At the same time the series was shining a light on abuse, “Maid” was reflecting the stark difference in reality for those with financial means, and those without. This point was illustrated by the incredible story arc involving the relationship between main character Alex (Margaret Qualley) and Regina (Anika Noni Rose).
The viewer is introduced to Regina, when Alex shows up to clean her massive home. We quickly learn Regina is a power player, and, so it seems, has little to worry her. Meanwhile, at this point, we have already seen Alex escape her trailer home, sleep on a Ferry Station floor, and, thanks to visual reminders on screen, try to get by with little money.

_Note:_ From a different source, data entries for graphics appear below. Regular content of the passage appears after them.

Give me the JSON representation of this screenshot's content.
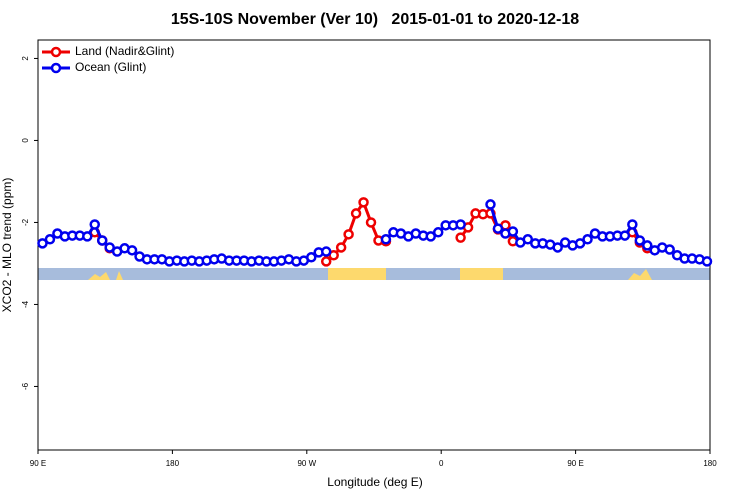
{
  "chart_data": {
    "type": "line",
    "title": "15S-10S November (Ver 10)   2015-01-01 to 2020-12-18",
    "x_label": "Longitude (deg E)",
    "y_label": "XCO2 - MLO trend (ppm)",
    "legend": "top-left",
    "x": [
      93,
      98,
      103,
      108,
      113,
      118,
      123,
      128,
      133,
      138,
      143,
      148,
      153,
      158,
      163,
      168,
      173,
      178,
      183,
      188,
      193,
      198,
      203,
      208,
      213,
      218,
      223,
      228,
      233,
      238,
      243,
      248,
      253,
      258,
      263,
      268,
      273,
      278,
      283,
      288,
      293,
      298,
      303,
      308,
      313,
      318,
      323,
      328,
      333,
      338,
      343,
      348,
      353,
      358,
      363,
      368,
      373,
      378,
      383,
      388,
      393,
      398,
      403,
      408,
      413,
      418,
      423,
      428,
      433,
      438,
      443,
      448,
      453,
      458,
      463,
      468,
      473,
      478,
      483,
      488,
      493,
      498,
      503,
      508,
      513,
      518,
      523,
      528,
      533,
      538
    ],
    "series": [
      {
        "name": "Land (Nadir&Glint)",
        "color": "#ee0000",
        "values": [
          null,
          null,
          null,
          null,
          null,
          null,
          null,
          -2.24,
          -2.44,
          -2.63,
          null,
          null,
          null,
          null,
          null,
          null,
          null,
          null,
          null,
          null,
          null,
          null,
          null,
          null,
          null,
          null,
          null,
          null,
          null,
          null,
          null,
          null,
          null,
          null,
          null,
          null,
          null,
          null,
          -2.95,
          -2.8,
          -2.61,
          -2.29,
          -1.78,
          -1.51,
          -2.0,
          -2.44,
          -2.46,
          null,
          null,
          null,
          null,
          null,
          null,
          null,
          null,
          null,
          -2.37,
          -2.12,
          -1.78,
          -1.8,
          -1.78,
          -2.17,
          -2.07,
          -2.46,
          null,
          null,
          null,
          null,
          null,
          null,
          null,
          null,
          null,
          null,
          null,
          null,
          null,
          null,
          null,
          -2.24,
          -2.49,
          -2.63,
          null,
          null,
          null,
          null,
          null,
          null,
          null,
          null
        ]
      },
      {
        "name": "Ocean (Glint)",
        "color": "#0000ee",
        "values": [
          -2.51,
          -2.41,
          -2.27,
          -2.34,
          -2.32,
          -2.32,
          -2.34,
          -2.05,
          -2.44,
          -2.61,
          -2.71,
          -2.63,
          -2.68,
          -2.83,
          -2.9,
          -2.9,
          -2.9,
          -2.95,
          -2.93,
          -2.95,
          -2.93,
          -2.95,
          -2.93,
          -2.9,
          -2.88,
          -2.93,
          -2.93,
          -2.93,
          -2.95,
          -2.93,
          -2.95,
          -2.95,
          -2.93,
          -2.9,
          -2.95,
          -2.93,
          -2.85,
          -2.73,
          -2.71,
          null,
          null,
          null,
          null,
          null,
          null,
          null,
          -2.41,
          -2.24,
          -2.27,
          -2.34,
          -2.27,
          -2.32,
          -2.34,
          -2.24,
          -2.07,
          -2.07,
          -2.05,
          null,
          null,
          null,
          -1.56,
          -2.15,
          -2.27,
          -2.22,
          -2.49,
          -2.41,
          -2.51,
          -2.51,
          -2.54,
          -2.61,
          -2.49,
          -2.56,
          -2.51,
          -2.41,
          -2.27,
          -2.34,
          -2.34,
          -2.32,
          -2.32,
          -2.05,
          -2.44,
          -2.56,
          -2.68,
          -2.61,
          -2.66,
          -2.8,
          -2.88,
          -2.88,
          -2.9,
          -2.95
        ]
      }
    ],
    "xlim": [
      90,
      540
    ],
    "xticks": [
      {
        "value": 90,
        "label": "90 E"
      },
      180,
      {
        "value": 270,
        "label": "90 W"
      },
      {
        "value": 360,
        "label": "0"
      },
      {
        "value": 450,
        "label": "90 E"
      },
      {
        "value": 540,
        "label": "180"
      }
    ],
    "ylim": [
      -7.55,
      2.45
    ],
    "yticks": [
      2,
      0,
      -2,
      -4,
      -6
    ],
    "grid": false
  }
}
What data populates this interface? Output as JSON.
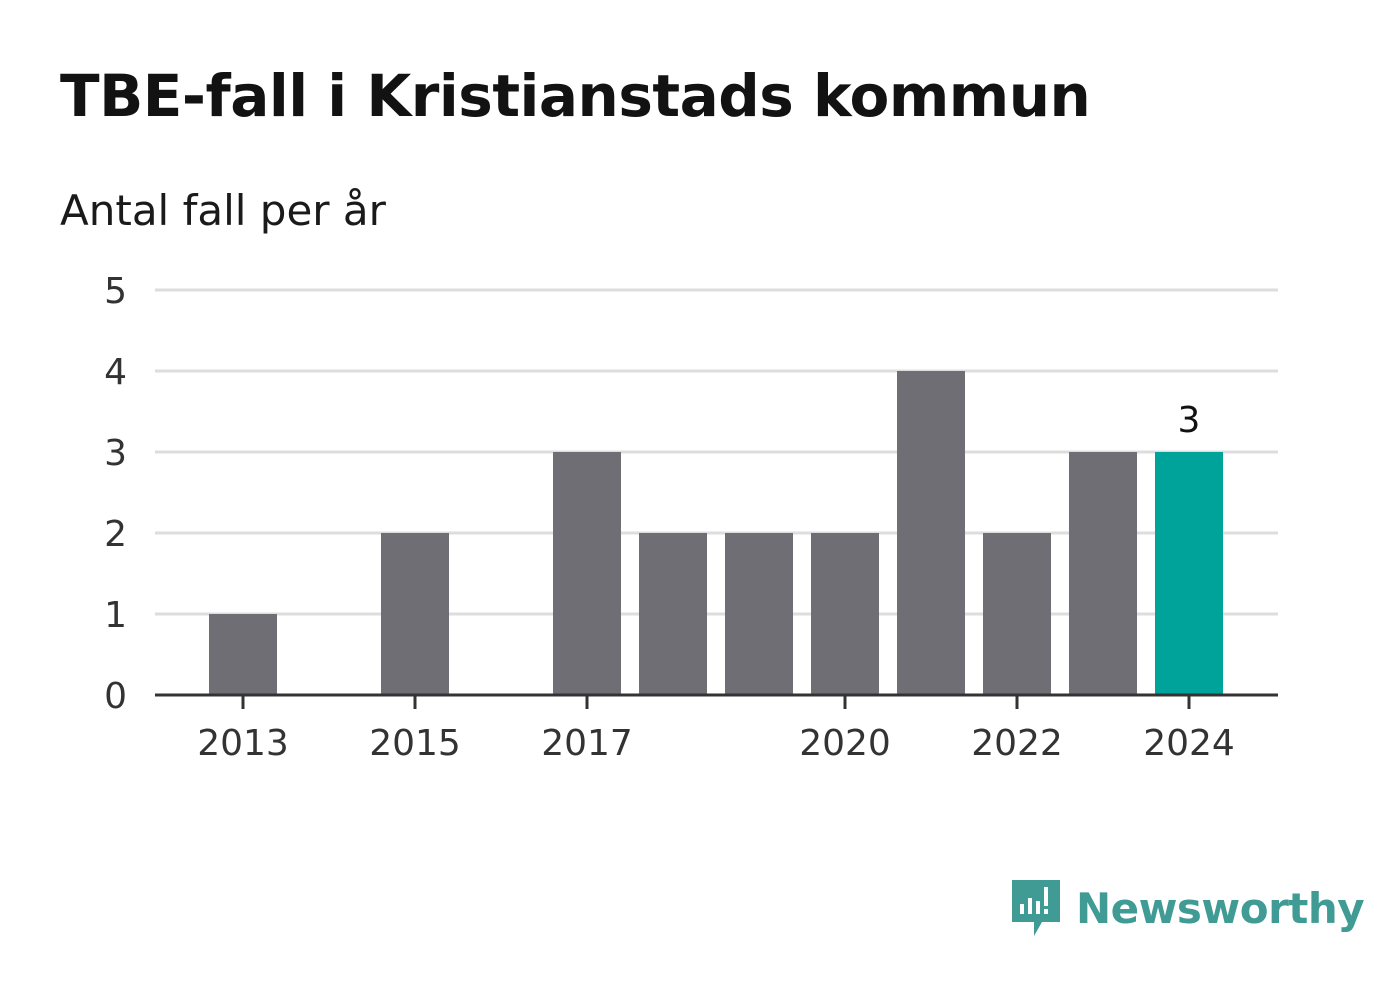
{
  "title": "TBE-fall i Kristianstads kommun",
  "subtitle": "Antal fall per år",
  "brand": {
    "name": "Newsworthy",
    "icon": "newsworthy-logo-icon",
    "color": "#3f9b94"
  },
  "colors": {
    "bar": "#6f6e74",
    "highlight": "#00a39a",
    "grid": "#dddddd",
    "axis": "#333333"
  },
  "chart_data": {
    "type": "bar",
    "title": "TBE-fall i Kristianstads kommun",
    "subtitle": "Antal fall per år",
    "xlabel": "",
    "ylabel": "",
    "ylim": [
      0,
      5
    ],
    "yticks": [
      0,
      1,
      2,
      3,
      4,
      5
    ],
    "grid": true,
    "legend": "none",
    "categories": [
      "2013",
      "2014",
      "2015",
      "2016",
      "2017",
      "2018",
      "2019",
      "2020",
      "2021",
      "2022",
      "2023",
      "2024"
    ],
    "xtick_labels": [
      "2013",
      "2015",
      "2017",
      "2020",
      "2022",
      "2024"
    ],
    "values": [
      1,
      0,
      2,
      0,
      3,
      2,
      2,
      2,
      4,
      2,
      3,
      3
    ],
    "highlight": {
      "category": "2024",
      "value": 3,
      "label": "3"
    }
  }
}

From this vantage point, Regina seems entitled and self-absorbed, and our sympathies (at least mine) were with Alex, when her DV shelter friend, Danielle, “dognaps” Regina’s dog as payback for Regina refusing to pay Alex what was owed to her.
In a stand-off between Alex and Regina, we see Alex lay into Regina for freaking out over her dog missing for a few hours, when she herself had her daughter taken from her.
Perhaps motivated by Alex’s speech, Regina does pay Alex for her work, and continues to engage her cleaning services.
In what is a pivotal shift in her story, we first see Regina hastily packing up homemade pies for Thanksgiving, while her husband urges her to hurry up, all the while questioning the need for seven pies, which, apparently are for decoration only.